Rapid evolution of a technology can happen in a market system if the
structure is designed well.  As long as the protocols are flexible enough
to start with, and a procedure for changing the protocol is established,
then the components will evolve independently by companies seeking to gain
a competitive edge.

Silicon valley is an example of a market based system that led to rapid
evolution of hardware in the 1970's and software in the 1980's.  As the
needs of the customers became understood and defined, larger companies that
had good marketing and service reputations could make the profitable
components without the help of the plethora of small companies.
Information servers is an innately niche-based market given the diverse
information needs of the population.  Furthermore, the industry is more
like a service industry than a manufacturing one because of the continual
need for updates and new information.  For these reasons, the silicon
valley structure can help in the rapid evolution of this market.
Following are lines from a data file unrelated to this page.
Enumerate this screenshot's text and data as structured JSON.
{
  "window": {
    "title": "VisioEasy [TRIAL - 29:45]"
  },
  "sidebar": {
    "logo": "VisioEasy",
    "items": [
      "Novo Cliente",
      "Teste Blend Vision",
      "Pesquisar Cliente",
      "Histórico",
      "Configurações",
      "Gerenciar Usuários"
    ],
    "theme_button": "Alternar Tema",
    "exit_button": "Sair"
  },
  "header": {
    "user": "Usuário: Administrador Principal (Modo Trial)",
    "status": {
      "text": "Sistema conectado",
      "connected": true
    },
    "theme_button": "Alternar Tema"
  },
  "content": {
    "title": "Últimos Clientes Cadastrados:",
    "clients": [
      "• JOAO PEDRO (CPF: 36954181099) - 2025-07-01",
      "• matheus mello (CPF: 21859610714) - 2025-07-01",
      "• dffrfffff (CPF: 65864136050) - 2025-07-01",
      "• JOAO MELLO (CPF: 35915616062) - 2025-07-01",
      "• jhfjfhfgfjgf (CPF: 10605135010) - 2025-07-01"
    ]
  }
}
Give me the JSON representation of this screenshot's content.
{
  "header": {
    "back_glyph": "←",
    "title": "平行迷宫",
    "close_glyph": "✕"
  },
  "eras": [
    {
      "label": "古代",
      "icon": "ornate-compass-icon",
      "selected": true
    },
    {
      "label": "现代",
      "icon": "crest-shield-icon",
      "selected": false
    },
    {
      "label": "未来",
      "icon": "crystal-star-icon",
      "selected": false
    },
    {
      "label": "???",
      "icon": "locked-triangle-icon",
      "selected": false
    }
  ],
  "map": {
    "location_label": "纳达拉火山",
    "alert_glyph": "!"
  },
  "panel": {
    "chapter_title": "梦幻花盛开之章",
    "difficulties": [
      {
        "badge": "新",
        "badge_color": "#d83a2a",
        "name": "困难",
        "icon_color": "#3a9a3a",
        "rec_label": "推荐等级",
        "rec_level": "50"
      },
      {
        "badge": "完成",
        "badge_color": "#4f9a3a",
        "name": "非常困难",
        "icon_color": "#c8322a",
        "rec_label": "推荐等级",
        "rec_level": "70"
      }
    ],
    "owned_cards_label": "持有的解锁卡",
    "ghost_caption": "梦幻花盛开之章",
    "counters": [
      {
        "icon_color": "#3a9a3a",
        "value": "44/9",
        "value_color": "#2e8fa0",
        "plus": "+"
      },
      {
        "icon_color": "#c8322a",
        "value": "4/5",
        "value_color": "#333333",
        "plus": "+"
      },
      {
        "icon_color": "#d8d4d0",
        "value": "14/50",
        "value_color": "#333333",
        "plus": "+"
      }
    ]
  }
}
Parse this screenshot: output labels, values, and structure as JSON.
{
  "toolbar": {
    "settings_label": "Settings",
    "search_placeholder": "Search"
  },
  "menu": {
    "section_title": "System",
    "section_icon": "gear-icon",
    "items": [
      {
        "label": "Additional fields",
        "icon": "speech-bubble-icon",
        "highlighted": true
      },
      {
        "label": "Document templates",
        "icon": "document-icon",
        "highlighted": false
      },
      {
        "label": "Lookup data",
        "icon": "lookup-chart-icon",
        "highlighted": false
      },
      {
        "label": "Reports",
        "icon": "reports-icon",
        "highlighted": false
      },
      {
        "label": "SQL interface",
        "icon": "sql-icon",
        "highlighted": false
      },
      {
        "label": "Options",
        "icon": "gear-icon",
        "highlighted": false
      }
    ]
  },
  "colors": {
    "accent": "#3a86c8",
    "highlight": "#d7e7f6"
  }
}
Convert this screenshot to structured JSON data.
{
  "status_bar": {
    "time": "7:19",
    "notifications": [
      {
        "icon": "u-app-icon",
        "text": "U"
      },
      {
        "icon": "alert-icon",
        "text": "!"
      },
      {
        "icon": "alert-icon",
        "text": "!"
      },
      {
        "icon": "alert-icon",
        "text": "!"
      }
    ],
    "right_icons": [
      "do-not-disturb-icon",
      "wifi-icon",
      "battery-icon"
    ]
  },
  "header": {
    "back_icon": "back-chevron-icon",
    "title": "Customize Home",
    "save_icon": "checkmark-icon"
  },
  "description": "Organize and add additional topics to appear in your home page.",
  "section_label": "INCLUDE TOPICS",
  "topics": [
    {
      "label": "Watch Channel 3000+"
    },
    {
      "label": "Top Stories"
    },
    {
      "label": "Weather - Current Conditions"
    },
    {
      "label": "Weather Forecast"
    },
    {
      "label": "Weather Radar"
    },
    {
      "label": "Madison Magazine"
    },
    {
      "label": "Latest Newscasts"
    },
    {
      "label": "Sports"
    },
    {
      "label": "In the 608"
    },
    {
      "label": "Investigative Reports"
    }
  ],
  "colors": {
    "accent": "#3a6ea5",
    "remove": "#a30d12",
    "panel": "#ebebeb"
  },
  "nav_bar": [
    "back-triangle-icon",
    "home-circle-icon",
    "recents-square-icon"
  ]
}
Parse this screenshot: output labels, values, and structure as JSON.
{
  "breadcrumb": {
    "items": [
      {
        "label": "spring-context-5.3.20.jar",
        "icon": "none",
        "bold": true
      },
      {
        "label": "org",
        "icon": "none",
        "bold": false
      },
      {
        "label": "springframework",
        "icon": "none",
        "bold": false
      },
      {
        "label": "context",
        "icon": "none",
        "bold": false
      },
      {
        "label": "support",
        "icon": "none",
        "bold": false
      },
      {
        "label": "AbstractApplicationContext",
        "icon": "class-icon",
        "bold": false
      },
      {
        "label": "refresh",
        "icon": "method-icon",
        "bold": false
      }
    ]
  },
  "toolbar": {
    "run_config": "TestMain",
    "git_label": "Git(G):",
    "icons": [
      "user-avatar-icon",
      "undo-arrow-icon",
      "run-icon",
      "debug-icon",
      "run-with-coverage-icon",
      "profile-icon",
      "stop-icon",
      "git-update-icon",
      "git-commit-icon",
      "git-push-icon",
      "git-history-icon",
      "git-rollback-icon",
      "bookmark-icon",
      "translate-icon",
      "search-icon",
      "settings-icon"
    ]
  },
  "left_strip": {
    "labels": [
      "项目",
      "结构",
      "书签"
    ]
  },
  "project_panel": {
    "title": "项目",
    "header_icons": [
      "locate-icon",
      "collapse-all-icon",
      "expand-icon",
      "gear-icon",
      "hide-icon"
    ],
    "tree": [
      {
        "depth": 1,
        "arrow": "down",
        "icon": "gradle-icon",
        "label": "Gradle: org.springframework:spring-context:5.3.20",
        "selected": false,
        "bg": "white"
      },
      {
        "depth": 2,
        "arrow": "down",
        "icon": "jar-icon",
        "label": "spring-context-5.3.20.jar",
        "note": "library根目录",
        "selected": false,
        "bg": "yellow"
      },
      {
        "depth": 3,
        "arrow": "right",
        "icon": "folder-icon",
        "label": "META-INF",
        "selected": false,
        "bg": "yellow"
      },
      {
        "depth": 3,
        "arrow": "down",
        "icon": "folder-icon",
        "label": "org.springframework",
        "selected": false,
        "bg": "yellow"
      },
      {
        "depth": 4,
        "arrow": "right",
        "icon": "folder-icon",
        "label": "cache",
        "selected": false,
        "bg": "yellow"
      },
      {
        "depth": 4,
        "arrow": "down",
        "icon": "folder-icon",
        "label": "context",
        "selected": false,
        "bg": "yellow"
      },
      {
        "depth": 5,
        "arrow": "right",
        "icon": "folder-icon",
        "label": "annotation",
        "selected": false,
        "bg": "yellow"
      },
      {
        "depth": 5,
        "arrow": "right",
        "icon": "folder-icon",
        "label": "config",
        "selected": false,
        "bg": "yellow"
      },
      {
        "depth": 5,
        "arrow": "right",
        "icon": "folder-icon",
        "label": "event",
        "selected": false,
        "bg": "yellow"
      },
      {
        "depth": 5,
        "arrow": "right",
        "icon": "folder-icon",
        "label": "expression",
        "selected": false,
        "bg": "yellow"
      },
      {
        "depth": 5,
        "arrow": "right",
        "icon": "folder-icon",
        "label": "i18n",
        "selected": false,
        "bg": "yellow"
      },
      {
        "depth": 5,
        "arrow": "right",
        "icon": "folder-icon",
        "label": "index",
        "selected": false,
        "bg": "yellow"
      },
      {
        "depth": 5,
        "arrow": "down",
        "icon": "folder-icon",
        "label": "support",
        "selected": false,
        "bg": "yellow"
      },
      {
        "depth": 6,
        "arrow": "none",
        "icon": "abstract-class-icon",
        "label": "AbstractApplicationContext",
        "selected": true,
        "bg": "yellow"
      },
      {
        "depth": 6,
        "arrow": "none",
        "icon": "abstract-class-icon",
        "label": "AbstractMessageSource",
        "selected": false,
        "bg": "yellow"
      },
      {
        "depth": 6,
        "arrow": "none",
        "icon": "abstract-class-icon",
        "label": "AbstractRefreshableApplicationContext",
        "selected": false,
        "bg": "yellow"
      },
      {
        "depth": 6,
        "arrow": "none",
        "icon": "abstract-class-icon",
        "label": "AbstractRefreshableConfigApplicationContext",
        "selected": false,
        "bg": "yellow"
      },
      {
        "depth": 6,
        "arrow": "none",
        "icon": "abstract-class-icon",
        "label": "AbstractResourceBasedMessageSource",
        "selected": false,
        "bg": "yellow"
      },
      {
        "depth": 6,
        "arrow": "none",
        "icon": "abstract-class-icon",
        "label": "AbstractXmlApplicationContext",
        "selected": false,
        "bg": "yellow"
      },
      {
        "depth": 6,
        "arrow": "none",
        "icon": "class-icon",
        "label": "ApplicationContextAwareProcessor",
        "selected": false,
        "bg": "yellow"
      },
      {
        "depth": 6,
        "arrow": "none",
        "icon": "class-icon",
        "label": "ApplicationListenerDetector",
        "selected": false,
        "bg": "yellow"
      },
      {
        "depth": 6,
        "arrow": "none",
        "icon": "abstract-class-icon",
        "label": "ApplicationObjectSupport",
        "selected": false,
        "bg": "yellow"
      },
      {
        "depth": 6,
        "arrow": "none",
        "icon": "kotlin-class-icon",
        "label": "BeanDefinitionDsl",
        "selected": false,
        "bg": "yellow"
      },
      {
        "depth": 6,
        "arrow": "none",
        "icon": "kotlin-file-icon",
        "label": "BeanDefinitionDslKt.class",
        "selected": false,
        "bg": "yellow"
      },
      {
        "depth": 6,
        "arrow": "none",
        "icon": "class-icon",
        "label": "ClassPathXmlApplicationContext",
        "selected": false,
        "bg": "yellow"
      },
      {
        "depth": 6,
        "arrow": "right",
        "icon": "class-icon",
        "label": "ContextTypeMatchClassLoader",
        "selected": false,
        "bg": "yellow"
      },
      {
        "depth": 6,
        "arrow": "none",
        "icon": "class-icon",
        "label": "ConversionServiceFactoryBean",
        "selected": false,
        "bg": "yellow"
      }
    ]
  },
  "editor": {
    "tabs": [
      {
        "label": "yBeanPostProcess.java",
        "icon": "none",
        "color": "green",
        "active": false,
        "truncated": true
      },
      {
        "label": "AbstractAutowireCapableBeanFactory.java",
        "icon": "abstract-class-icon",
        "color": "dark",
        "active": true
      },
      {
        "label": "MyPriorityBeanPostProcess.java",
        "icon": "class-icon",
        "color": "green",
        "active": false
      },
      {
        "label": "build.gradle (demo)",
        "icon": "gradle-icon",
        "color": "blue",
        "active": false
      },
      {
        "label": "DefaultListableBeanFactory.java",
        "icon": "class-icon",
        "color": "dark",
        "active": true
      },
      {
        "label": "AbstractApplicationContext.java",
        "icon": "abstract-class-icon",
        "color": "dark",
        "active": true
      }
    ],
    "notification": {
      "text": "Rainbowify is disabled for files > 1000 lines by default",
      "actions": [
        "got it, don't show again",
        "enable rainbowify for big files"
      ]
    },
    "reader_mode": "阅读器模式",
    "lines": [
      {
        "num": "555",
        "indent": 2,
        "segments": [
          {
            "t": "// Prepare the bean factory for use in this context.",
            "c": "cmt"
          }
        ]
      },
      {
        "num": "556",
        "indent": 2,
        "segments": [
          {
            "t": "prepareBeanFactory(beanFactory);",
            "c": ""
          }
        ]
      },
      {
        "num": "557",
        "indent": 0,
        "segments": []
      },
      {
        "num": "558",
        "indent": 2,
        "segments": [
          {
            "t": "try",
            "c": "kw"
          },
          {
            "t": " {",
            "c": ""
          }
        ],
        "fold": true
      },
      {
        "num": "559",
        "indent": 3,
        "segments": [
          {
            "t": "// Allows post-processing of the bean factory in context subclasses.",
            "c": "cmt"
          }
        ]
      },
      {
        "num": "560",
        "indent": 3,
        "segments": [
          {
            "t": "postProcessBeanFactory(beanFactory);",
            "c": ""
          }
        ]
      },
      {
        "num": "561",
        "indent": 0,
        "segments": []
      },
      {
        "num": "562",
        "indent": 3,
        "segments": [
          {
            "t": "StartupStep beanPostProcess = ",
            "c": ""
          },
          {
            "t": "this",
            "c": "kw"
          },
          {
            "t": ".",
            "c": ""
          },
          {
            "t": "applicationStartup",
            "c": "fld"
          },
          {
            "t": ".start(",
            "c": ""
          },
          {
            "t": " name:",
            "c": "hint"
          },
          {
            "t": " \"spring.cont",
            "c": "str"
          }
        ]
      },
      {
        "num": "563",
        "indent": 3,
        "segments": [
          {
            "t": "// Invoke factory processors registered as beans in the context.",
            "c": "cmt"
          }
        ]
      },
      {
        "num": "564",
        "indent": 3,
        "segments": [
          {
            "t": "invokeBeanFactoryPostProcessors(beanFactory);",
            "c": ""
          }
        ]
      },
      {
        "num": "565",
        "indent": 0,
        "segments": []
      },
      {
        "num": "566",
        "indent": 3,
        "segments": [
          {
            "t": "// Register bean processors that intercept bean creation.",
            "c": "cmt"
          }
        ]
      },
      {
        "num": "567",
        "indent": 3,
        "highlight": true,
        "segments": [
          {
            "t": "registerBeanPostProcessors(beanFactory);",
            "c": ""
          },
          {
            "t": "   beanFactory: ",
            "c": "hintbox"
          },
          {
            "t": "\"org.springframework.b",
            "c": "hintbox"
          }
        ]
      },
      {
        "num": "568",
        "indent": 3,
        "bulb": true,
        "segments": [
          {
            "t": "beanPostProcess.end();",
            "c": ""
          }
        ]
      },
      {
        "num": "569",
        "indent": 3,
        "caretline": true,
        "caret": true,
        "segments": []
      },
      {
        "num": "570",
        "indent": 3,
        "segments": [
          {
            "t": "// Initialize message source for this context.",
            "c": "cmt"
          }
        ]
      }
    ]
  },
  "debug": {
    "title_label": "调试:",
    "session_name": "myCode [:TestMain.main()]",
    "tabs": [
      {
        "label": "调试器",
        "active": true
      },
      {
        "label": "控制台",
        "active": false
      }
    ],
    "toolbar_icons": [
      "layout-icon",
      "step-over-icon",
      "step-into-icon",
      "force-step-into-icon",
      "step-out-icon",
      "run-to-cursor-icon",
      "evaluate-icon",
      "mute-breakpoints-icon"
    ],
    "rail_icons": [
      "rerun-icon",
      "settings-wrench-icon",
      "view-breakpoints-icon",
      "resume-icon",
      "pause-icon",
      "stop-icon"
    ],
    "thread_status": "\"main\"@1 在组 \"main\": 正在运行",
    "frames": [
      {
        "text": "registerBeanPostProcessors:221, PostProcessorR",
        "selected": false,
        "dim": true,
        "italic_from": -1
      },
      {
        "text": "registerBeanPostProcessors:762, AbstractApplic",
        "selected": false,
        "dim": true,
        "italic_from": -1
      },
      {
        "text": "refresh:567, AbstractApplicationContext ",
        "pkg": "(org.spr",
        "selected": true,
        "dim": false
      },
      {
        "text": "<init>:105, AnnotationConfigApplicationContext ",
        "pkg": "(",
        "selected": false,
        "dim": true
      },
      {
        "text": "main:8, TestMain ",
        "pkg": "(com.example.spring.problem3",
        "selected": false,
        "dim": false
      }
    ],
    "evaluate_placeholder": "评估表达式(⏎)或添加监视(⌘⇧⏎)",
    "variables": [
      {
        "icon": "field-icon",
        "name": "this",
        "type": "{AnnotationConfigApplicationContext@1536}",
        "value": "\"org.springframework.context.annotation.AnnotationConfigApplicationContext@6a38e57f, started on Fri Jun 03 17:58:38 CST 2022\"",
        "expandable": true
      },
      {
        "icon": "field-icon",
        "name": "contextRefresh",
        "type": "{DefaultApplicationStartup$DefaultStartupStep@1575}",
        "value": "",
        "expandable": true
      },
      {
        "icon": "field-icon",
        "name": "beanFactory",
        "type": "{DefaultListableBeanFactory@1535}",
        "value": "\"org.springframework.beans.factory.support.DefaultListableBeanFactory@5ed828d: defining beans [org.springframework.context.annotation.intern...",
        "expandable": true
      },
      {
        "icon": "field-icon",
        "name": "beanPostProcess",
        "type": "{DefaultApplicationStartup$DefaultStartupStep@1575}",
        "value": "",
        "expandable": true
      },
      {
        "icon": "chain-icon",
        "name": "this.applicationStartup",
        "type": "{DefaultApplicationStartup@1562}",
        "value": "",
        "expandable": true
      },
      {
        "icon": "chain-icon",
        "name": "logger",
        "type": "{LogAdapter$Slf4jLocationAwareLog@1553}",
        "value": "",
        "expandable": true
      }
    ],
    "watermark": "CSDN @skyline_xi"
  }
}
The key is to have enough users to make the servers profitable.  Since,
small companies can not wait long before investment turns to profit,
achieving early income is important to get the system started.  A "critical
mass" of users might form if the first interfaces were inexpensive or free,
and a few useful servers were available.


G. How Server Companies Can Make Money

If the WAIS system is to take off, then server companies must be able to
make money.  Companies that offer servers can make money by billing users
directly, using credit cards, or by using 900 numbers to have the phone
system bill the users.  Direct billing is difficult to set up and can be
expensive to operate, but large providers might want to do this.  Credit
card billing has been a popular one for information providers.  This
enables any network to connect the user to the server and then the user is
charged for use of the server.  Typically, the first transaction with a
server is a negotiation of how payment will occur and the allocation of a
password for future transactions.  This could be automated in the WAIS
system so that the workstation could know how much the costs will be and
keep a total of everything spent.  A risk with the credit card system is
that a credit card number in the hands of a crook can enable him to make
fraudulent charges.  With the potentially large number of WAIS systems,
this might prove dangerous.  Ratings services might be able to help weed
out the fraudulent information providers (if any).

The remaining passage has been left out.